We want to implement an LSTM on an embedded device with the following keras structure:
Model: “model”
Layer (type) Output Shape Param #
input_1 (InputLayer) [(1, 800, 2)] 0
conv1d (Conv1D) (1, 289, 32) 32800
conv1d_1 (Conv1D) (1, 162, 32) 131104
conv1d_2 (Conv1D) (1, 99, 32) 65568
lstm (LSTM) (1, 16) 3136
dense (Dense) (1, 128) 2176
dense_1 (Dense) (1, 128) 16512
dense_2 (Dense) (1, 104) 13416
Total params: 264,712
Trainable params: 264,712
Non-trainable params: 0
This Keras model was converted to TensorflowLite (.tflite) and quantized with full-integer post-training quantization. As a result, all model weights and activation outputs are 8-bit integer data.

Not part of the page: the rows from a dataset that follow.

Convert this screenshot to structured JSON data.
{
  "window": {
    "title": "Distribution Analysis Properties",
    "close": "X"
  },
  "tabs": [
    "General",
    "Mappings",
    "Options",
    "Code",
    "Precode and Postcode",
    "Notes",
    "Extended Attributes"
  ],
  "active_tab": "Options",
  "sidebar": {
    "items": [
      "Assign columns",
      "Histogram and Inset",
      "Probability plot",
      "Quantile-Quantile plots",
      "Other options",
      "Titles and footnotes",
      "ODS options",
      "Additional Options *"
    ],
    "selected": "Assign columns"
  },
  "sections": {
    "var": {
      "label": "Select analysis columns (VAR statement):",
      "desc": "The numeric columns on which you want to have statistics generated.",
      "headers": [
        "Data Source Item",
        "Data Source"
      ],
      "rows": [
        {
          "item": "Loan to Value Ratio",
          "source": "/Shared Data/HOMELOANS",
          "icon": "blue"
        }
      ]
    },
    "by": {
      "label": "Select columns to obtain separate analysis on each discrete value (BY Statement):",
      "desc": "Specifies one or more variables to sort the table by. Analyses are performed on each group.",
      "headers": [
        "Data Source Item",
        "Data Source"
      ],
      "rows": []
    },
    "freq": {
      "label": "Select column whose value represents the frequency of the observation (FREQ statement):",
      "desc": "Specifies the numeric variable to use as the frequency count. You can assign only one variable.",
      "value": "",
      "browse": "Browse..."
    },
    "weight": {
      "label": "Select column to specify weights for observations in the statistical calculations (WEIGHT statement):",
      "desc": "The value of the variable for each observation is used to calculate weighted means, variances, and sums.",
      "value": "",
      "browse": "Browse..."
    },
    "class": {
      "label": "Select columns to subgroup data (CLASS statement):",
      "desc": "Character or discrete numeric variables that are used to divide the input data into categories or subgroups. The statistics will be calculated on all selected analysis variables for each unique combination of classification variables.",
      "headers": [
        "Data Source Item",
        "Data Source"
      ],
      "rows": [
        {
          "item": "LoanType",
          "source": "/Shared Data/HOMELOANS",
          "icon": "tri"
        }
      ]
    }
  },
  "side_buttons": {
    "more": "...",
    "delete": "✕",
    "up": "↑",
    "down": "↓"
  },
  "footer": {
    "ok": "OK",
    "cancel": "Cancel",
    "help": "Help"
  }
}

We implemented the net on a google Coral TPU. On a desktop application the runtime of the net was 7 ms. On our embedded system nearly 60 ms! This is way too long. Issue seems to be the LSTM layer.
with LSTM-Layer
mean: 63.2425 ms
min: 53.3066 ms
max: 79.416 ms
without LSTM-Layer
mean: 6.85505 ms
min: 3.44741 ms
max: 17.8879 ms
We want an AI accelerator connected to our embedded platform. I2S, USB or ethernet connected work all fine. We just want the runtime to be predictable under 10 ms and have easy access over an embedded linux system (yocto setup). What options does Nvidia offer? Do you face similar challenges with LSTM layers?